请创建支持请求以启用后台索引编制,然后设置 enableLargeIndexKeys
db.runCommand({ createIndexes: "collectionName", indexes: [{ {"index_spec"}], enableLargeIndexKeys: true });
为嵌套数组编制索引
Azure Cosmos DB for MongoDB vCore 允许为嵌套数组编制索引。 该示例对 complains
数组中的 resolutions
字段创建索引。
CarData> db.sampleColl.createIndex({"rental_history.complains.resolutions":1})
我们使用 explain
审查计划,以识别所有租赁情况,但不向客户提供解决方案。
CarData> db.sampleColl.find({"rental_history.complains.resolutions":{ $exists: false, $ne: []}}).explain()
{
explainVersion: 2,
command: "db.runCommand({explain: { 'find' : 'sampleColl', 'filter' : { 'rental_history.complains.resolutions' : { '$exists' : false, '$ne' : [] } } }})",
explainCommandPlanningTimeMillis: 0.12,
explainCommandExecTimeMillis: 48.721000000000004,
dataSize: '1747 kB',
queryPlanner: {
namespace: 'CarData.sampleColl',
winningPlan: {
stage: 'FETCH',
estimatedTotalKeysExamined: 1933,
inputStage: {
stage: 'IXSCAN',
indexName: 'rental_history.complains.resolutions_1',
isBitmap: true,
indexFilterSet: [
{
'$exists': { 'rental_history.complains.resolutions': false }
},
{ '$ne': { 'rental_history.complains.resolutions': [] } }
],
estimatedTotalKeysExamined: 2
}
}
},
ok: 1
}
为数组中的特定字段编制索引
Azure Cosmos DB for MongoDB vCore 允许为数组中的字段编制索引。 该示例对 accidents
数组中的 date
字段创建索引。
CarData> db.sampleColl.createIndex({"rental_history.accidents.date":1})

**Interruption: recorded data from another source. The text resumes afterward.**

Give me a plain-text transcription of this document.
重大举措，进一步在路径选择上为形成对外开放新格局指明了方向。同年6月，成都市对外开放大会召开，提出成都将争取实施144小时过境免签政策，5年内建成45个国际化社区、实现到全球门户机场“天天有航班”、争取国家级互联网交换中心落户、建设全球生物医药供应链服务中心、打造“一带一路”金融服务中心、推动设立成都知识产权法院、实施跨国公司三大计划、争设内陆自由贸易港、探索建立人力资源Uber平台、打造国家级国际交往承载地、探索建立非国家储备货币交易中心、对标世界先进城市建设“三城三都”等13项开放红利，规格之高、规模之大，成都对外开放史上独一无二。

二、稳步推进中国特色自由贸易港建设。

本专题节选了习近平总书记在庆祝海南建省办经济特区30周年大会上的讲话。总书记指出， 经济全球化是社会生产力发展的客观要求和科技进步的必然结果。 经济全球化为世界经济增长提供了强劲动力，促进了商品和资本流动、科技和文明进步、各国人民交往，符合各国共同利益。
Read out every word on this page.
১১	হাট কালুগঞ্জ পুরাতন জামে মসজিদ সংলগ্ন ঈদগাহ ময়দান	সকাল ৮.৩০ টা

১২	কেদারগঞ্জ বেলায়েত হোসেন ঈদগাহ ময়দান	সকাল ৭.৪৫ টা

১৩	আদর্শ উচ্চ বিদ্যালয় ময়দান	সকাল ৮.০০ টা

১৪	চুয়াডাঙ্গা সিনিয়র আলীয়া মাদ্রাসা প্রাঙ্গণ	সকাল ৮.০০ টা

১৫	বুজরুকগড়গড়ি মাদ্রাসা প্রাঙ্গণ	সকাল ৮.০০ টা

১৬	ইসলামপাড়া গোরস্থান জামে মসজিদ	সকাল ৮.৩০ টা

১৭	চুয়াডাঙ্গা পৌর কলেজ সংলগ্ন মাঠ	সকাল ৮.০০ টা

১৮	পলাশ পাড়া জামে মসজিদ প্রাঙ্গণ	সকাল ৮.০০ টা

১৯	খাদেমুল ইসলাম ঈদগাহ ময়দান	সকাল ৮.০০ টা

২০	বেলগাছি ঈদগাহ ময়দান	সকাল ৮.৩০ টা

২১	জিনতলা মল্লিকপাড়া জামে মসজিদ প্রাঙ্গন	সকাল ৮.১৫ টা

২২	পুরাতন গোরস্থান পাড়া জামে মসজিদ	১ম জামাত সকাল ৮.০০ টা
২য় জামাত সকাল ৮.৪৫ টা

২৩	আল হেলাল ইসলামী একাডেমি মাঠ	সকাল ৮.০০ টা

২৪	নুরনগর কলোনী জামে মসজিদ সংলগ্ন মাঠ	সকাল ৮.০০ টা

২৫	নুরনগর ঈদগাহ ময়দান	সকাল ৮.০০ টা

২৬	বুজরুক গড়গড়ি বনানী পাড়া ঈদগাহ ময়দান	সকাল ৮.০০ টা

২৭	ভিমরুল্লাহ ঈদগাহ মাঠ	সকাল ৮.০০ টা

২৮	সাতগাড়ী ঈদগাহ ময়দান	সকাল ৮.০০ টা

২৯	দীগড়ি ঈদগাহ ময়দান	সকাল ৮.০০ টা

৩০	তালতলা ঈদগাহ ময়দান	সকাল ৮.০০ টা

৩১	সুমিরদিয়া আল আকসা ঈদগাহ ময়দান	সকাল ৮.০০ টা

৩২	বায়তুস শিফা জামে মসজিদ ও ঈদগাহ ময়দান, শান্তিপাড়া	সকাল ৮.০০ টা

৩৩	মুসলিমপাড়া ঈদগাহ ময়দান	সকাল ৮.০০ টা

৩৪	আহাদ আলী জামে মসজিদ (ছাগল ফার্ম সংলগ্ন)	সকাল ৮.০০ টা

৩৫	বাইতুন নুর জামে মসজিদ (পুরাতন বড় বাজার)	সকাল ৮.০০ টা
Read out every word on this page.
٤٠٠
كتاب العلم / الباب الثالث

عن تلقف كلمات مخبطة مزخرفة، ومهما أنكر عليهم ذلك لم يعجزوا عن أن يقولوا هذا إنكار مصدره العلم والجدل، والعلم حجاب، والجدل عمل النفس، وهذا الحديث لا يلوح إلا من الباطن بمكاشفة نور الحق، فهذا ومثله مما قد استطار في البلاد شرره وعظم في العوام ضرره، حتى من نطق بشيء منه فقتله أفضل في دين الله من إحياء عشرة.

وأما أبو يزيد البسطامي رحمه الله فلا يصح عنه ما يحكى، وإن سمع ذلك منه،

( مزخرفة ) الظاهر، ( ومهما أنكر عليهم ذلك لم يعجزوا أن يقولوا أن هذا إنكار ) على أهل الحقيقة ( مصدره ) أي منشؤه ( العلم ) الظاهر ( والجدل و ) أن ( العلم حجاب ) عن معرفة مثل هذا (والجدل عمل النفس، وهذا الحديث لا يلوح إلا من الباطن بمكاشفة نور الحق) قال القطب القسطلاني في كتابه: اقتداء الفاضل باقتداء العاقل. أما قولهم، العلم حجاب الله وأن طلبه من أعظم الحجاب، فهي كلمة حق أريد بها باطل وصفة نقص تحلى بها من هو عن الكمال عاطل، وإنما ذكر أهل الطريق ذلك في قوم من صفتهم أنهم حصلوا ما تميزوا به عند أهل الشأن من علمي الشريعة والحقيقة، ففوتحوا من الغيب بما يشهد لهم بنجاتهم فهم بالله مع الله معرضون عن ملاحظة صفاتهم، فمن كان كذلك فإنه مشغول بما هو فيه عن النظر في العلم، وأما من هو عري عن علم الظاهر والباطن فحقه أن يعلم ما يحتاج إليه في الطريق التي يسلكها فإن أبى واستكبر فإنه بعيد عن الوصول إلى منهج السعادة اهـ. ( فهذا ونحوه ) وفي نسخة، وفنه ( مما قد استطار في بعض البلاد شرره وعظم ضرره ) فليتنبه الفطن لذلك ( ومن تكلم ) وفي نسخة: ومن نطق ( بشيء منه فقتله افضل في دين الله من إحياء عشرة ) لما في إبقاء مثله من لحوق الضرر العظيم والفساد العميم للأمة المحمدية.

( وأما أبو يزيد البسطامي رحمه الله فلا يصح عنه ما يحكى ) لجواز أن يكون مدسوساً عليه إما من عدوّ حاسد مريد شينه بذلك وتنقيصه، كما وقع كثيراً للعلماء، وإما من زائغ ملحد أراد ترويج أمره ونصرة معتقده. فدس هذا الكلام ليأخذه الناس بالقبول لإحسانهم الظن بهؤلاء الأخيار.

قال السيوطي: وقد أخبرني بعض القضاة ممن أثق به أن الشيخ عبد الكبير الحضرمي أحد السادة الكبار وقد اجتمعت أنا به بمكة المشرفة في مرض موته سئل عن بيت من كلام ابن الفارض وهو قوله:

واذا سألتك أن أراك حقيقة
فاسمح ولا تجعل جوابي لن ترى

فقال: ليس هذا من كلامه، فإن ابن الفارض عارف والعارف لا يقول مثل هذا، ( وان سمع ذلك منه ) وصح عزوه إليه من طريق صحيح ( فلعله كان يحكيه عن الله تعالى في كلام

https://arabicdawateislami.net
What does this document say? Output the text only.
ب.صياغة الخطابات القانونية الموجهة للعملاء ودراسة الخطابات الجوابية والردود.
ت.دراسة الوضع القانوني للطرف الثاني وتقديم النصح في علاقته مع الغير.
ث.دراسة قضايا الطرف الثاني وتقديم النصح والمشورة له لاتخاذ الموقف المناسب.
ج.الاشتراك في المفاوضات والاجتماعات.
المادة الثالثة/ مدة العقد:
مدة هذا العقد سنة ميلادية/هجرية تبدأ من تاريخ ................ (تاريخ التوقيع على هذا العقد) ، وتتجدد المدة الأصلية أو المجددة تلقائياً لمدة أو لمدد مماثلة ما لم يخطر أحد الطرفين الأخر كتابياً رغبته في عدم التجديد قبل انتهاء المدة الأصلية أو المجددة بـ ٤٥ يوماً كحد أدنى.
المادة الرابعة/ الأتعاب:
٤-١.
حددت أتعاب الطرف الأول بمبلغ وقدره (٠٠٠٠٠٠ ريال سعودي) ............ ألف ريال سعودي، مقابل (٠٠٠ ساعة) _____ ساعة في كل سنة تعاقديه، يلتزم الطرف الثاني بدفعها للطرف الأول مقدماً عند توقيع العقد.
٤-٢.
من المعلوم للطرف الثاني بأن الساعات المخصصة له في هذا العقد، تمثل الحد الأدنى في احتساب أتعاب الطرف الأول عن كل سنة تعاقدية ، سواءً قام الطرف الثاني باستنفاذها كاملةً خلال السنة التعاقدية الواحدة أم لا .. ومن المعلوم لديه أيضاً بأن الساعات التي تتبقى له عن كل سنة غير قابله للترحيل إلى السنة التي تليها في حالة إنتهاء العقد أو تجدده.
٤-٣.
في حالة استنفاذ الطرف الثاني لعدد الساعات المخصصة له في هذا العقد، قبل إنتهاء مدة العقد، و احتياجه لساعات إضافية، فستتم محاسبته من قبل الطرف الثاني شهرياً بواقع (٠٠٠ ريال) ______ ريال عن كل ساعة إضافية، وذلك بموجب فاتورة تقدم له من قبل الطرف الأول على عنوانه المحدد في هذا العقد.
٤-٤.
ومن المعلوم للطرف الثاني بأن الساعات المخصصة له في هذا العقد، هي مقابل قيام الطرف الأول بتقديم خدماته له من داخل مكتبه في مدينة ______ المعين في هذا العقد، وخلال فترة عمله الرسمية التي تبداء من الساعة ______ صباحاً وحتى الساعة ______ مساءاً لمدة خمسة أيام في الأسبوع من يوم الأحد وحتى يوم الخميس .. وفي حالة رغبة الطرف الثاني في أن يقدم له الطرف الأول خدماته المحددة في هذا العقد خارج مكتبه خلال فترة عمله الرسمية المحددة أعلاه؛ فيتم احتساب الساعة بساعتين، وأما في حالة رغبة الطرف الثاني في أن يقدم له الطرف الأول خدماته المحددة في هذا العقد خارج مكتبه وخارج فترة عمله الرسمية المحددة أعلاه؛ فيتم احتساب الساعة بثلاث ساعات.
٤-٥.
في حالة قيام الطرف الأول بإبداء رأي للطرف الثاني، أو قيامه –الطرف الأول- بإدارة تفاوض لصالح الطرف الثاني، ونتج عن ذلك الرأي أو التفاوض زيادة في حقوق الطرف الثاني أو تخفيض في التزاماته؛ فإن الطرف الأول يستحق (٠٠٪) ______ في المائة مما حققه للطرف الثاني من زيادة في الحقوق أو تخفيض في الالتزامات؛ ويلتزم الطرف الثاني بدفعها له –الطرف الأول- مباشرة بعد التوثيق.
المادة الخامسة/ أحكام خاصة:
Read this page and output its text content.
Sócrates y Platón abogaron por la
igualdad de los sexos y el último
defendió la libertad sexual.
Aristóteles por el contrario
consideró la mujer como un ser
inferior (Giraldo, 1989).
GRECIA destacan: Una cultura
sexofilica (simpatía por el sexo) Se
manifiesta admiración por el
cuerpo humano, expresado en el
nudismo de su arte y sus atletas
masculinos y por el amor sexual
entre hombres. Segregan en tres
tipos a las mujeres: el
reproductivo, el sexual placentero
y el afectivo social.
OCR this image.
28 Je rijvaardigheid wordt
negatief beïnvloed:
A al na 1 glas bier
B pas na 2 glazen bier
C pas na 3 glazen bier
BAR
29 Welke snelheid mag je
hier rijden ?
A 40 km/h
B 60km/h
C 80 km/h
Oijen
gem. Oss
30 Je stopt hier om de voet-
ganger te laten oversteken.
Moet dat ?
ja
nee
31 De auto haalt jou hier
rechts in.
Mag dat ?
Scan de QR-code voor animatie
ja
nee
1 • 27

示例查询评估某个时间范围内的事件,并显示正在使用的、对 date
属性创建的索引。
CarData> db.sampleColl.find({"rental_history.accidents.date":
{ $gte : ISODate("2024-05-01")
, $lt : ISODate("2024-05-07")
}
}).explain()
{
explainVersion: 2,
command: "db.runCommand({explain: { 'find' : 'sampleColl', 'filter' : { 'rental_history.accidents.date' : { '$gte' : ISODate('2024-05-01T00:00:00Z'), '$lt' : ISODate('2024-05-07T00:00:00Z') } } }})",
explainCommandPlanningTimeMillis: 19.816,
explainCommandExecTimeMillis: 48.359,
dataSize: '12 MB',
queryPlanner: {
namespace: 'CarData.sampleColl',
winningPlan: {
stage: 'FETCH',
estimatedTotalKeysExamined: 4350,
inputStage: {
stage: 'IXSCAN',
indexName: 'rental_history.accidents.date_1',
isBitmap: true,
indexFilterSet: [
{
'$range': {
'rental_history.accidents.date': {
min: ISODate("2024-05-01T00:00:00.000Z"),
max: ISODate("2024-05-07T00:00:00.000Z"),
minInclusive: true,
maxInclusive: false
}
}
}
],
estimatedTotalKeysExamined: 2
}
}
},
ok: 1
}
注意
我们目前正在增强对嵌套数组的支持。 在某些极端情况下,特定的索引编制操作可能会导致错误。
在排除嵌套字段的同时进行通配符索引编制
Azure Cosmos DB for MongoDB vCore 支持通配符索引。 该示例允许我们排除对文档 car_info
中所有嵌套字段的索引编制。
// Excludes all the nested sub-document property
CarData> db.sampleColl.createIndex( {"$**":1}
,{"wildcardProjection":
{ "car_info.make":0
,"car_info.model":0
,"car_info.registration":0
,"car_info.year":0
,"rental_history":0
}
}
)
执行计划会显示不支持对 model
字段执行的查询,该字段在创建通配符索引时已被排除。
CarData> db.sampleColl.find({"car_info.model":"GT Fastback"}).explain()
{
explainVersion: 2,
command: "db.runCommand({explain: { 'find' : 'sampleColl', 'filter' : { 'car_info.model' : 'GT Fastback' } }})",
explainCommandPlanningTimeMillis: 10.879,
explainCommandExecTimeMillis: 374.25100000000003,
dataSize: '0 bytes',
queryPlanner: {
namespace: 'CarData.sampleColl',
winningPlan: {
stage: 'COLLSCAN',
runtimeFilterSet: [ { '$eq': { 'car_info.model': 'GT Fastback' } } ],
estimatedTotalKeysExamined: 8700
}
},
ok: 1
}
在排除嵌套对象的同时进行通配符索引编制
Azure Cosmos DB for MongoDB vCore 支持通配符索引。 该示例允许我们从文档中排除嵌套对象。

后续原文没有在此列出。